Financial highlights

  • Q2 2024 net operating income was $24.9 million, down $1.8 million sequentially due to lower occupancy and absence of a prior quarter's $900,000 termination fee.

  • Core FFO for Q2 was $11.5 million ($0.28/share), AFFO was $5.3 million ($0.13/share), and dividend declared was $0.10 per share.

  • Net loss attributable to common stockholders was $5.6 million, compared to $2.5 million loss in Q2 2023.

  • Same Store Cash NOI declined 2.0% year-over-year in Q2 2024, primarily from lower occupancy.

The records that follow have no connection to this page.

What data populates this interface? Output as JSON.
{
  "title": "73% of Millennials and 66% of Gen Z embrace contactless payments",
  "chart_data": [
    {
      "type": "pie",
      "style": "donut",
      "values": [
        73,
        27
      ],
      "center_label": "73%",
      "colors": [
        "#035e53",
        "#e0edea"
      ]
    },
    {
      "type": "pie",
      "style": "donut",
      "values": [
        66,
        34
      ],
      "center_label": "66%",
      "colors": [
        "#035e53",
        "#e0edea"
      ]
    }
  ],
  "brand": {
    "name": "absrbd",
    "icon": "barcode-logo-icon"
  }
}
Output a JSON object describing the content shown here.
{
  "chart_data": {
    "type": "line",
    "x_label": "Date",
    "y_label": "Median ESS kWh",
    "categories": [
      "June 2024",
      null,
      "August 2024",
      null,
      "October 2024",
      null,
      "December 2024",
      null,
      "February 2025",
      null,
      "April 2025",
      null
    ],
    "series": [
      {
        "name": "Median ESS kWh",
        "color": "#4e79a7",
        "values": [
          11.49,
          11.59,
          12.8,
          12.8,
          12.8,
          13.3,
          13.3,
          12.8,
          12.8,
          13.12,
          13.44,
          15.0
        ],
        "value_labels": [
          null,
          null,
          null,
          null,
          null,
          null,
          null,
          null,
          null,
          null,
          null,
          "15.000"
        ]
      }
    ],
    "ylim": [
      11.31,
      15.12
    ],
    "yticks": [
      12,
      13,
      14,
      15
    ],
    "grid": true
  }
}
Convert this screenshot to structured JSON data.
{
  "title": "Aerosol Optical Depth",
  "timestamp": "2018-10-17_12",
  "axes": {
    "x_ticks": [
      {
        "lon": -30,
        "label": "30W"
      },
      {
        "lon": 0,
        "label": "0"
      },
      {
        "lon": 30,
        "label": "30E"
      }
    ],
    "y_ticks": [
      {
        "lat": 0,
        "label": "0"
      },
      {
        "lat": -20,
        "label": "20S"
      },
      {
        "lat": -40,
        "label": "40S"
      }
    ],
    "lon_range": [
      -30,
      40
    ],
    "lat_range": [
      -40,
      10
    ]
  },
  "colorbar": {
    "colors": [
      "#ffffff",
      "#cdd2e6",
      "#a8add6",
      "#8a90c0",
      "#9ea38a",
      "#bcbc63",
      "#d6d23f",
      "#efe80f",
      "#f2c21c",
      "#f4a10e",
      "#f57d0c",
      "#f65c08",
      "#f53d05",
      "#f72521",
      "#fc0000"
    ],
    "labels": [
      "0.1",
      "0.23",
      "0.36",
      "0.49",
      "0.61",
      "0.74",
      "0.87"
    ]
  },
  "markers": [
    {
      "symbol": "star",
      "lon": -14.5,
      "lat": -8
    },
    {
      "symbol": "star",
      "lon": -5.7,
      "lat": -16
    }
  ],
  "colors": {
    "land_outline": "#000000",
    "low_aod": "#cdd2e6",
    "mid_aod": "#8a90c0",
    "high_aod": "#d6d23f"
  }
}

  • Debt outstanding as of June 30, 2024, was $652.4 million, with 90% at fixed or effectively fixed rates and a weighted average interest rate of 5.0%.

Outlook and guidance

  • Full year 2024 guidance reiterated, with Core FFO per share guidance of $1.14–$1.18 and NOI expected at $101.5M–$103.5M.

  • Year-end occupancy projected at 83.5%–85.5%, with expectations for occupancy to increase as signed leases commence.

  • Guidance reflects uncertainty from work-from-home trends, inflation, and potential WeWork lease modifications.

  • No significant new move-outs expected, with only one known large tenant (72,000 sq ft) scheduled to depart in early 2025.

  • The company believes it has access to multiple sources of capital for long-term liquidity needs but acknowledges potential constraints from market conditions.